10K is certainly a respectable budget for an independent band now a days. You can make an absolutely 100% professional sounding recording for this, no problem.


I would go something like this:


35% -40% for recording
45% - 50% for mixing
5% - 10% for production, misc.

5% - 10% for final mastering


Mastering rates are pretty standard, expect to pay a low of $600 to a high of $1000, that is with normal mastering engineers, obviously if you were to take it to the guy who did MJ or Coldplay or whatever you'd pay a lot more.
I know Bob Weston does fantastic work for an extremely reasonable rate.

We personally spent more time and money on mixing than on recording, just due to the nature of our music: the recording was all live off the floor, straight to tape. We spent the money in mixing to get it to sound amazing (which it does).
Our budget was about $3000 and we spent $2000 on mixing, $400 on recording, $600 on mastering. You can hear the results in my sig.

Dan


----------



## montreal (Mar 25, 2008)

*recording budgets*

10K is a great budget for an indi recording...
But here is my professional 2 cents worth:
You have got to consider the other missing costs, ie those that everyone seems to neglect.
1. artwork and packaging
2. manufacturing
3. marketing
4. food and beer (you cannot record on an empty stomach) for the musicians, production staff and anyone else for every day that you are in the studio. I have seen major label budgets go straight to hell on this point alone.
5. strings, sticks, picks, piano tuning, rentals, hardrives, cdr's and other sundries.
6. gasoline and transportation...cab fees for guests musicians, etc.
7. living expenses for time off of work
8. sales taxes which can add up real fast for on the book expenses...I know, the studio will give you a cash rate without an invoice, but then how can you write-off the expenses at tax time?
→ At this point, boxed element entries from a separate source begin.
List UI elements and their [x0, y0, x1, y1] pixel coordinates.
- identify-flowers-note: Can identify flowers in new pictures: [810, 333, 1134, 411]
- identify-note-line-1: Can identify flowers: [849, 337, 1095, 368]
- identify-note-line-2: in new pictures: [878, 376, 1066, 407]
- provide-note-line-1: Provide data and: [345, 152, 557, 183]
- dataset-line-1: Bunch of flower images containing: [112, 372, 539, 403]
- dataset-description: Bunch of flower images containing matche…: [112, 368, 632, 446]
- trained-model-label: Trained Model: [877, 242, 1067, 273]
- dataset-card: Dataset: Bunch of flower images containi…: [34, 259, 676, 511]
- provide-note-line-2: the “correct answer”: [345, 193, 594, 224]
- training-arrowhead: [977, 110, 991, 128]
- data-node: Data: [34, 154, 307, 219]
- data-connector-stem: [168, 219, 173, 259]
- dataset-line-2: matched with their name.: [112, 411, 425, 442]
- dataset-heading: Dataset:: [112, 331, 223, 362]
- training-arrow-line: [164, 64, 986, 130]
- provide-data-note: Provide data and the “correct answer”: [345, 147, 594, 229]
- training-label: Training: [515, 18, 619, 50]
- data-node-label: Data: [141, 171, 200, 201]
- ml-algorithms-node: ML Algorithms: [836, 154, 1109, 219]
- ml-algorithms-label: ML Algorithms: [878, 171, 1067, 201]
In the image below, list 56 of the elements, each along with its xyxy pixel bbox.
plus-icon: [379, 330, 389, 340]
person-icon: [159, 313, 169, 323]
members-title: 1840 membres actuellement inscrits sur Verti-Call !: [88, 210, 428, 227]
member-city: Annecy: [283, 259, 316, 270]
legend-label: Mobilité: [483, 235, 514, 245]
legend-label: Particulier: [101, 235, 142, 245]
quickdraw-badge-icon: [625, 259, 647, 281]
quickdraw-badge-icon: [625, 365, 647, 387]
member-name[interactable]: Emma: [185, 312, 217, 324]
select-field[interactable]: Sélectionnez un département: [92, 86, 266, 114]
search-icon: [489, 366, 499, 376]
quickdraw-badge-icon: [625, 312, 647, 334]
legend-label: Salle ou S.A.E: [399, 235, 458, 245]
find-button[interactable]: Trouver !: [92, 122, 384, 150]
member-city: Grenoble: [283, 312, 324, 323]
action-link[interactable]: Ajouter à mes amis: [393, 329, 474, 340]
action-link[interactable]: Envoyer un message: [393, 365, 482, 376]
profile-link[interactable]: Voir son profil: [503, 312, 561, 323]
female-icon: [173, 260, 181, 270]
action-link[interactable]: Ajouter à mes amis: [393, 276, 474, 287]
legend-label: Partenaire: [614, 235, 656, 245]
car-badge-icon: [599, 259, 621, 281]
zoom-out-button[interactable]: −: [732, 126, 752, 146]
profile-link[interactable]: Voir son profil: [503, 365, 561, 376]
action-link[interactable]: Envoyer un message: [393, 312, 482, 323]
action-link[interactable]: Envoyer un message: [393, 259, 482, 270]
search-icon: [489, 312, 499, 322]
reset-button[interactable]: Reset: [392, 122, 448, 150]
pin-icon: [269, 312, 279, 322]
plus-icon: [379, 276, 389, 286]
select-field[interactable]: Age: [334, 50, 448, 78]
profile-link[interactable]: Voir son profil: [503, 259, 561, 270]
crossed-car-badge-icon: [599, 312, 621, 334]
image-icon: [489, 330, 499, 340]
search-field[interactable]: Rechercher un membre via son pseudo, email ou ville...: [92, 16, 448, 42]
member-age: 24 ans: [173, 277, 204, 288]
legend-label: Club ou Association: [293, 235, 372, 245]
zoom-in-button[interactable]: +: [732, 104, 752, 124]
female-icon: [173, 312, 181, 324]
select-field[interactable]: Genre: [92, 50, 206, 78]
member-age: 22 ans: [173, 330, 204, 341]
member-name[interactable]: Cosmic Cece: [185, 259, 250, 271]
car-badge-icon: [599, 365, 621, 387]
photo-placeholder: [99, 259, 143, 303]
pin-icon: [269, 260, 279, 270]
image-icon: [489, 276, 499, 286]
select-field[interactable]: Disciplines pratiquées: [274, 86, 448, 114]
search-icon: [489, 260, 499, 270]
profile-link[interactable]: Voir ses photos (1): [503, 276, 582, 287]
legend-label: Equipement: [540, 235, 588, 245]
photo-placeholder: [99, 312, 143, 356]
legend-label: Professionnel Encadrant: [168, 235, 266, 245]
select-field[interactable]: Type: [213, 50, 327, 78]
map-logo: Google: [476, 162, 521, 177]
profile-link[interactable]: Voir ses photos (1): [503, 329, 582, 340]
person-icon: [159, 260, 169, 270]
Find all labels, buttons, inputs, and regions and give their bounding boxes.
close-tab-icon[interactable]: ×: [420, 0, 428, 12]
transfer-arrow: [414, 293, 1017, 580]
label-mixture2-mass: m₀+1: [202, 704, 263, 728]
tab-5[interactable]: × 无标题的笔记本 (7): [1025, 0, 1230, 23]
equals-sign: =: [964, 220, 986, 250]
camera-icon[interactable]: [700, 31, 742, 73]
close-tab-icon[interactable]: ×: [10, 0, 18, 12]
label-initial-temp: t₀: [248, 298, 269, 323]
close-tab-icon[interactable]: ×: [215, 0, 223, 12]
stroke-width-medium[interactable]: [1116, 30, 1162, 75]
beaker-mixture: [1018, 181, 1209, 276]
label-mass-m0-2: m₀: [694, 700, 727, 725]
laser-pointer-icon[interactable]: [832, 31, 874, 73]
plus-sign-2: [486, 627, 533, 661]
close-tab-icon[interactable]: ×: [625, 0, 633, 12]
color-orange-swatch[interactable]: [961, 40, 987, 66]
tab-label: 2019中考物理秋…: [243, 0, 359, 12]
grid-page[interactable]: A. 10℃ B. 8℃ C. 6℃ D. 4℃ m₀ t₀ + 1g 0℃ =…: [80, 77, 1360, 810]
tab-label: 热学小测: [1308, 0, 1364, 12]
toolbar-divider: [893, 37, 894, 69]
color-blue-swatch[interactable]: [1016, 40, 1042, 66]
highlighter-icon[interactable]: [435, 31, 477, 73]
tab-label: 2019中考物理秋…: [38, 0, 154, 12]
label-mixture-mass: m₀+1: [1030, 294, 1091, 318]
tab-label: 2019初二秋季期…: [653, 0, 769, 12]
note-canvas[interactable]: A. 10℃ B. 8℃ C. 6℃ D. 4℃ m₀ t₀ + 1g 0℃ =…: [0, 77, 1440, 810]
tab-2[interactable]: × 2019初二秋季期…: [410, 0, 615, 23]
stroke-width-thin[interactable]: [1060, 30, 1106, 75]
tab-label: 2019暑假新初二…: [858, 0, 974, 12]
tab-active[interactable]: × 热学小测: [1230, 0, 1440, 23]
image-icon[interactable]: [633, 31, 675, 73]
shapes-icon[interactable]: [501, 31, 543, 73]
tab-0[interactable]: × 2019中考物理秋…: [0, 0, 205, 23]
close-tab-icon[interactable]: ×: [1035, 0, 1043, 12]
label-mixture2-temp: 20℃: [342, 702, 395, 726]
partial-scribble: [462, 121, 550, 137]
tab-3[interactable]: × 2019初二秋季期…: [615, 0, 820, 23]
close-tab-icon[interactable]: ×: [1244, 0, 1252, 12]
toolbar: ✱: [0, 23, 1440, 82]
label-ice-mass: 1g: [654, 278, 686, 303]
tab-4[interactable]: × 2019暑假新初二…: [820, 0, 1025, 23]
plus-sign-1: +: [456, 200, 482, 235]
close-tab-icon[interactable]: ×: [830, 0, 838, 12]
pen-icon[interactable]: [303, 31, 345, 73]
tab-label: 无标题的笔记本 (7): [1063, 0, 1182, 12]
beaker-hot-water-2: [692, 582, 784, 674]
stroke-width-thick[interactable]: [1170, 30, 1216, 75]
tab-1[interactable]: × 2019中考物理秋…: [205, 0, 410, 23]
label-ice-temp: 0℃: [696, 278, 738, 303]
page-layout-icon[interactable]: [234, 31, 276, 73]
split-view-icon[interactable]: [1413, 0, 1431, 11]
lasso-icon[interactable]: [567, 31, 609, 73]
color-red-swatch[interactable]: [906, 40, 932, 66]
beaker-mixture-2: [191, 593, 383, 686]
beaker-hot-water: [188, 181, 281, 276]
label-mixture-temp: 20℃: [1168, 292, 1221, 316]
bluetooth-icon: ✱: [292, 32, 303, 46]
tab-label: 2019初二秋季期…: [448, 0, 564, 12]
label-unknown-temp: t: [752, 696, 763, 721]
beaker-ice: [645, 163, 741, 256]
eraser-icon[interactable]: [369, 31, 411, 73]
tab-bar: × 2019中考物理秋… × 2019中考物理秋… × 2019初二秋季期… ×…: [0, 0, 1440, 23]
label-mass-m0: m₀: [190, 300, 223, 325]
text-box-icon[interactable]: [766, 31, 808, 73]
My suggestion is to go to factor.ca and download the application for the album grant and use that to design your budget because it covers most of the important bases.


----------



## Guest (Jun 5, 2009)

montreal said:


> My suggestion is to go to factor.ca and download the application for the album grant and use that to design your budget because it covers most of the important bases.


What a great piece of advice. Plus: save all your receipts and submit the grant application. You never know: the Canadian government might pony up for some of the bill.


----------



## megadan (Feb 5, 2006)

Absolutely, we wouldn't have been able to make out album with a $1600 grant from Tourism NS. You never know who will poney up the dough, so check everywhere!


----------



## Francis Fargon (May 31, 2009)

Thanks guy for the inputs!Actually ALL cost would have to fit in the 10,000$
But we got ideas for the cd insert and will probaly do the art work are self.
Its more the printing cost..how many copy? and the distribution and bar code.. if you know what i mean.

Frank:smile:


----------